IN marking the Melanesian Spearhead Group's (MSG) 25th anniversary on Monday, chief guest Sir Michael Somare said the issue of nuclear testing in the Pacific had dropped off the MSG's original agenda.
This was the result of successful lobbying by the MSG, among others, who pushed for the regulation of emplacement in and transshipment of nuclear weapons and nuclear materials in the Pacific.
"By and large, this is due to the fact that nuclear powers have recognised our concerns over these issues and have conducted themselves in ways that respect our wishes and interests," Sir Michael said.
Sir Michael said this positive feedback was the result of MSG's persistence at local and global fronts.
"Our persistent criticisms of nuclear powers' scant regard for our peoples' health and safety in their nuclear development programs helped galvanise international support for the cessation of nuclear testing in the Pacific," he said.
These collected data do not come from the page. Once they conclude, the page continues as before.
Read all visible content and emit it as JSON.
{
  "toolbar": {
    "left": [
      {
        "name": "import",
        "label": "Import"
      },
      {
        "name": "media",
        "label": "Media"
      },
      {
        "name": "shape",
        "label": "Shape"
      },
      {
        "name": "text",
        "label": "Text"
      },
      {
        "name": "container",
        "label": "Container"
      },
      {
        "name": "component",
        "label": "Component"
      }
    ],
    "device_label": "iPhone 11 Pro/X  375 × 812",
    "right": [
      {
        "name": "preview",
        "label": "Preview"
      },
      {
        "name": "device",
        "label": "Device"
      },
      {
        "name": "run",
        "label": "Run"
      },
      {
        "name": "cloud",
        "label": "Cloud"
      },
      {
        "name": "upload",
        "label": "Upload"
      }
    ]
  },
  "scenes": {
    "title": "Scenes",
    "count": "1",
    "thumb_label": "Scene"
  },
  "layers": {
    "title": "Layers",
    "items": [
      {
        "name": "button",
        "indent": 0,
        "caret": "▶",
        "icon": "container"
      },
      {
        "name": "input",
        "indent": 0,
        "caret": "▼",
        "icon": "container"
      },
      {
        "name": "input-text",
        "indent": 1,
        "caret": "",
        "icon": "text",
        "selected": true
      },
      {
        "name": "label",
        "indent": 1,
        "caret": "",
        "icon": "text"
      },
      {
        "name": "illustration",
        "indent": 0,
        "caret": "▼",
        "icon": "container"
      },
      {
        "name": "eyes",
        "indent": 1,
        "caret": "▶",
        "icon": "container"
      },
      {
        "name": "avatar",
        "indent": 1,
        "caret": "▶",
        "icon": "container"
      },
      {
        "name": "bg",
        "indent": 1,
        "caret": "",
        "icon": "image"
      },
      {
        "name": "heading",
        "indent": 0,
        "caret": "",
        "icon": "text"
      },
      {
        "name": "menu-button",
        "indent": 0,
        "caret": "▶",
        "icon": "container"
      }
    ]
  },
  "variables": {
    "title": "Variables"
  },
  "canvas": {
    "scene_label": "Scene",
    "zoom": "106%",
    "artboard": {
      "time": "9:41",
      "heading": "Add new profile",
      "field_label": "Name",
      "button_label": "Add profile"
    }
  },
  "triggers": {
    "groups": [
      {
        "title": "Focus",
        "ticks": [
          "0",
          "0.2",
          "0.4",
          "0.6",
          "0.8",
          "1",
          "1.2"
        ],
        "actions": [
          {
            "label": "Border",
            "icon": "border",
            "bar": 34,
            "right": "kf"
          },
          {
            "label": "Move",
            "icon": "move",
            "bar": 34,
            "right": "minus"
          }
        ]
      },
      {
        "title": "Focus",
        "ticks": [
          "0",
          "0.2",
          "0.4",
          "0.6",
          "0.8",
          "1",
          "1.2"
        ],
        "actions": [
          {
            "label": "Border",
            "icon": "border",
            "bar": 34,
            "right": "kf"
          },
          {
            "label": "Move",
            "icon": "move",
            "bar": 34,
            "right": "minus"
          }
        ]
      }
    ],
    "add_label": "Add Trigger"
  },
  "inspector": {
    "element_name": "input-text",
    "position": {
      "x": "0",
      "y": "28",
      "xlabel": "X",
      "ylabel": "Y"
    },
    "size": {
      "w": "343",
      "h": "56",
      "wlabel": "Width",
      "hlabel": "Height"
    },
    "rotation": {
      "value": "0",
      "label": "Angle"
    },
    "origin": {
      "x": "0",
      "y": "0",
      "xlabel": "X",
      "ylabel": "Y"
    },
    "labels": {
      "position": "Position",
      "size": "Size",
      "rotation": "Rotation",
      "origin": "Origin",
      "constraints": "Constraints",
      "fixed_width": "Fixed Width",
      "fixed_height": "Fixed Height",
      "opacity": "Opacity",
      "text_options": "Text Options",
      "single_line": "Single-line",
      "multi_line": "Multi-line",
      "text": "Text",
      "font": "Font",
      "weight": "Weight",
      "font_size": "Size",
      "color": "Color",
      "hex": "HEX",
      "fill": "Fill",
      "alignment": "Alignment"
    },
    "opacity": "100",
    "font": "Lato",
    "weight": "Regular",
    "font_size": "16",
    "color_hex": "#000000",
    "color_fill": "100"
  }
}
He said that also resulted in the adoption and acceptance of a Pacific nuclear free zone under the treaty of Rarotonga.
Although this was the case, he said MSG would also consider the possibility of compensating states in the event of accidents involving nuclear waste from vessels.
"MSG would be well advised to keep a watching brief over efforts to establish appropriate compensatory facilities for coastal states in the event of accidents involving nuclear powered vessels or during transshipment of nuclear material through our waters," Sir Michael concluded.